Fort Worth golfer cashed in on his talent with on-course bets

Tony Arredondo, third from left, competed in the Pan American <a class=golf tournament at Meadowbrook in 1958. He is shown here with other participants, left to right, Johnny and Roy Aguillon, both of San Antonio, and Rudy Flores of Fort Worth.” title=”Tony Arredondo, third from left, competed in the Pan American golf tournament at Meadowbrook in 1958. He is shown here with other participants, left to right, Johnny and Roy Aguillon, both of San Antonio, and Rudy Flores of Fort Worth.” loading=”lazy”/>

Tony Arredondo, third from left, competed in the Pan American golf tournament at Meadowbrook in 1958. He is shown here with other participants, left to right, Johnny and Roy Aguillon, both of San Antonio, and Rudy Flores of Fort Worth.

UTA Fort Worth Star-Telegram Collection

Antonio “Tony” Arredondo relied on luck and skill to excel in golf, earning a reputation as a top player.

It all started when his uncle Victor Muñoz and his two sons Fred and Rudy, who were building the Colonial Country Club in 1936, brought home clubs and balls and introduced his nephews Tony and David to the game. Tony loved to play 5, swinging the club into two empty lots across from his home at 1515 E. Weatherford.

Tony’s parents landed jobs for the teenage brothers as caddies, earning $1 per bag carried, at Glen Garden Golf & Country Club. In 1950 Tony became a caddy for Byron Nelson, whom he admired for his superb playing and gentlemanly demeanor. As Nelson tutored the son of a millionaire, Tony watched, listened and learned from a master of the game. Eight years later, when Tony played at Ridglea Country Club, Nelson recognized him and chatted with him as s These were old acquaintances.

The 14-year-old’s impressive swing caught the eye of Rockwood Golf Course Professional Manager Clarence “Skeet” Fincher. The pro told Tony he could play as often as he wanted at Rockwood without paying, framed his game, and gave him a corner club. After some unsuspecting men played Tony, Fincher said, “I told you. You couldn’t beat my boy.

As Tony’s game improved, so did his confidence. The once shy and humble young man has become a smart gambler, betting $10 per hole or auto press. With three local backers covering his bets, he faced all challengers. When four golfers/players from Dallas traveled to Rockwood to challenge Tony, he called a sponsor who drove to the course in his Cadillac and parked on an overhanging hill.
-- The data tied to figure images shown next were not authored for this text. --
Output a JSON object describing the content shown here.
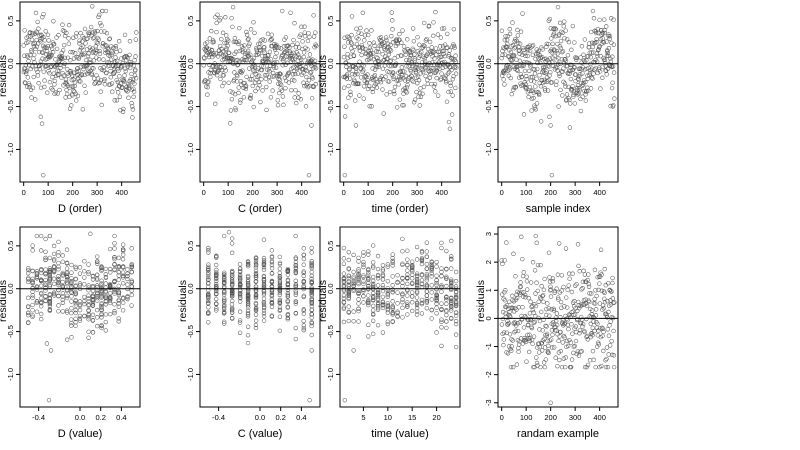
{
  "chart_data": [
    {
      "type": "scatter",
      "xlabel": "D (order)",
      "ylabel": "residuals",
      "xlim": [
        -15,
        475
      ],
      "ylim": [
        -1.38,
        0.72
      ],
      "xticks": [
        0,
        100,
        200,
        300,
        400
      ],
      "xtick_labels": [
        "0",
        "100",
        "200",
        "300",
        "400"
      ],
      "yticks": [
        -1.0,
        -0.5,
        0.0,
        0.5
      ],
      "ytick_labels": [
        "-1.0",
        "-0.5",
        "0.0",
        "0.5"
      ],
      "reference_line_y": 0,
      "point_pattern": {
        "n": 460,
        "x_range": [
          0,
          460
        ],
        "distribution": "index",
        "y_sd": 0.22,
        "wave_amplitude": 0.14,
        "wave_period": 240
      },
      "outliers": [
        {
          "x": 70,
          "y": -0.62
        },
        {
          "x": 75,
          "y": -0.7
        },
        {
          "x": 80,
          "y": -1.3
        },
        {
          "x": 280,
          "y": 0.67
        }
      ]
    },
    {
      "type": "scatter",
      "xlabel": "C (order)",
      "ylabel": "residuals",
      "xlim": [
        -15,
        475
      ],
      "ylim": [
        -1.38,
        0.72
      ],
      "xticks": [
        0,
        100,
        200,
        300,
        400
      ],
      "xtick_labels": [
        "0",
        "100",
        "200",
        "300",
        "400"
      ],
      "yticks": [
        -1.0,
        -0.5,
        0.0,
        0.5
      ],
      "ytick_labels": [
        "-1.0",
        "-0.5",
        "0.0",
        "0.5"
      ],
      "reference_line_y": 0,
      "point_pattern": {
        "n": 460,
        "x_range": [
          0,
          460
        ],
        "distribution": "index",
        "y_sd": 0.22,
        "wave_amplitude": 0.04,
        "wave_period": 200
      },
      "outliers": [
        {
          "x": 120,
          "y": 0.66
        },
        {
          "x": 440,
          "y": -0.72
        },
        {
          "x": 430,
          "y": -1.3
        }
      ]
    },
    {
      "type": "scatter",
      "xlabel": "time (order)",
      "ylabel": "residuals",
      "xlim": [
        -15,
        475
      ],
      "ylim": [
        -1.38,
        0.72
      ],
      "xticks": [
        0,
        100,
        200,
        300,
        400
      ],
      "xtick_labels": [
        "0",
        "100",
        "200",
        "300",
        "400"
      ],
      "yticks": [
        -1.0,
        -0.5,
        0.0,
        0.5
      ],
      "ytick_labels": [
        "-1.0",
        "-0.5",
        "0.0",
        "0.5"
      ],
      "reference_line_y": 0,
      "point_pattern": {
        "n": 460,
        "x_range": [
          0,
          460
        ],
        "distribution": "index",
        "y_sd": 0.22,
        "wave_amplitude": 0.05,
        "wave_period": 160
      },
      "outliers": [
        {
          "x": 50,
          "y": -0.72
        },
        {
          "x": 5,
          "y": -1.3
        },
        {
          "x": 430,
          "y": -0.68
        }
      ]
    },
    {
      "type": "scatter",
      "xlabel": "sample index",
      "ylabel": "residuals",
      "xlim": [
        -15,
        475
      ],
      "ylim": [
        -1.38,
        0.72
      ],
      "xticks": [
        0,
        100,
        200,
        300,
        400
      ],
      "xtick_labels": [
        "0",
        "100",
        "200",
        "300",
        "400"
      ],
      "yticks": [
        -1.0,
        -0.5,
        0.0,
        0.5
      ],
      "ytick_labels": [
        "-1.0",
        "-0.5",
        "0.0",
        "0.5"
      ],
      "reference_line_y": 0,
      "point_pattern": {
        "n": 460,
        "x_range": [
          0,
          460
        ],
        "distribution": "index",
        "y_sd": 0.22,
        "wave_amplitude": 0.15,
        "wave_period": 180
      },
      "outliers": [
        {
          "x": 195,
          "y": -0.62
        },
        {
          "x": 200,
          "y": -0.72
        },
        {
          "x": 205,
          "y": -1.3
        },
        {
          "x": 230,
          "y": 0.66
        }
      ]
    },
    {
      "type": "scatter",
      "xlabel": "D (value)",
      "ylabel": "residuals",
      "xlim": [
        -0.58,
        0.58
      ],
      "ylim": [
        -1.38,
        0.72
      ],
      "xticks": [
        -0.4,
        0.0,
        0.2,
        0.4
      ],
      "xtick_labels": [
        "-0.4",
        "0.0",
        "0.2",
        "0.4"
      ],
      "yticks": [
        -1.0,
        -0.5,
        0.0,
        0.5
      ],
      "ytick_labels": [
        "-1.0",
        "-0.5",
        "0.0",
        "0.5"
      ],
      "reference_line_y": 0,
      "point_pattern": {
        "n": 460,
        "x_range": [
          -0.5,
          0.5
        ],
        "distribution": "levels",
        "levels": 25,
        "y_sd": 0.22,
        "wave_amplitude": 0.1,
        "wave_period": 0.8
      },
      "outliers": [
        {
          "x": -0.32,
          "y": -0.64
        },
        {
          "x": -0.28,
          "y": -0.72
        },
        {
          "x": -0.3,
          "y": -1.3
        },
        {
          "x": 0.1,
          "y": 0.64
        }
      ]
    },
    {
      "type": "scatter",
      "xlabel": "C (value)",
      "ylabel": "residuals",
      "xlim": [
        -0.58,
        0.58
      ],
      "ylim": [
        -1.38,
        0.72
      ],
      "xticks": [
        -0.4,
        0.0,
        0.2,
        0.4
      ],
      "xtick_labels": [
        "-0.4",
        "0.0",
        "0.2",
        "0.4"
      ],
      "yticks": [
        -1.0,
        -0.5,
        0.0,
        0.5
      ],
      "ytick_labels": [
        "-1.0",
        "-0.5",
        "0.0",
        "0.5"
      ],
      "reference_line_y": 0,
      "point_pattern": {
        "n": 460,
        "x_range": [
          -0.5,
          0.5
        ],
        "distribution": "levels",
        "levels": 14,
        "y_sd": 0.22,
        "wave_amplitude": 0.02,
        "wave_period": 0.6
      },
      "outliers": [
        {
          "x": -0.3,
          "y": 0.66
        },
        {
          "x": 0.5,
          "y": -0.72
        },
        {
          "x": 0.48,
          "y": -1.3
        }
      ]
    },
    {
      "type": "scatter",
      "xlabel": "time (value)",
      "ylabel": "residuals",
      "xlim": [
        0.2,
        24.8
      ],
      "ylim": [
        -1.38,
        0.72
      ],
      "xticks": [
        5,
        10,
        15,
        20
      ],
      "xtick_labels": [
        "5",
        "10",
        "15",
        "20"
      ],
      "yticks": [
        -1.0,
        -0.5,
        0.0,
        0.5
      ],
      "ytick_labels": [
        "-1.0",
        "-0.5",
        "0.0",
        "0.5"
      ],
      "reference_line_y": 0,
      "point_pattern": {
        "n": 460,
        "x_range": [
          1,
          24
        ],
        "distribution": "levels",
        "levels": 24,
        "y_sd": 0.22,
        "wave_amplitude": 0.05,
        "wave_period": 12
      },
      "outliers": [
        {
          "x": 3,
          "y": -0.72
        },
        {
          "x": 1.2,
          "y": -1.3
        },
        {
          "x": 24,
          "y": -0.68
        }
      ]
    },
    {
      "type": "scatter",
      "xlabel": "randam example",
      "ylabel": "residuals",
      "xlim": [
        -15,
        475
      ],
      "ylim": [
        -3.15,
        3.25
      ],
      "xticks": [
        0,
        100,
        200,
        300,
        400
      ],
      "xtick_labels": [
        "0",
        "100",
        "200",
        "300",
        "400"
      ],
      "yticks": [
        -3,
        -2,
        -1,
        0,
        1,
        2,
        3
      ],
      "ytick_labels": [
        "-3",
        "-2",
        "-1",
        "0",
        "1",
        "2",
        "3"
      ],
      "reference_line_y": 0,
      "point_pattern": {
        "n": 460,
        "x_range": [
          0,
          460
        ],
        "distribution": "index",
        "y_sd": 1.0,
        "wave_amplitude": 0,
        "wave_period": 100
      },
      "outliers": [
        {
          "x": 80,
          "y": 2.9
        },
        {
          "x": 200,
          "y": -3.0
        }
      ]
    }
  ]
}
As the boss’ son ran down the hill to hand him the money, the Dallas men were stunned at the trade, quickly realizing the bets were about to rise.

After another golfer lost to Tony in Rockwood, he remarked in the clubhouse in the presence of other golfers that the young Mexican couldn’t play any other courses in Fort Worth. Tony challenged him to a second match and left that day with $375 of the loser’s money stuffed in his pocket.

Raised in a family of nine children of Mexican immigrant parents, Tony felt compelled to contribute to their financial security. At Ernest Parker Jr. High School, a coach advised him to enroll in Paschal High School to play on his golf team and likely get college offers. Like many young Latinos in Fort Worth in the 1950s, he planned to get a full-time job soon. He attended Trimble Technical High School, learned the skills of a printer, and landed a well-paying job in a union shop.

Pursuing his passion for golf in his spare time, Tony has played tournaments all over Fort Worth. He played mostly par golf, but took on competitive challenges, scoring in the 60s. When the Pan American Golf Association formed in 1951, Tony became the youngest member of the Latino golf club.

Tony Arredondo.jpg
Tony Arredondo at Rockwood Golf Course in February 2022. Courtesy Richard J. Gonzales

Tony has won several Fort Worth Pan Am tournaments and represented the club in statewide Pan Am games. He was especially proud of winning the annual Fort Worth Press tournament at Worth Hills Golf Course in 1962. After the city of Fort Worth sold the course to Texas Christian University for school expansion, he jokingly commented that it closed because a Hispanic won.

Despite encouragement to turn professional, Tony, now 85, refused to play leaving his wife and children alone at home.

Author Richard J. Gonzales writes and talks about Fort Worth, national and international Latino history.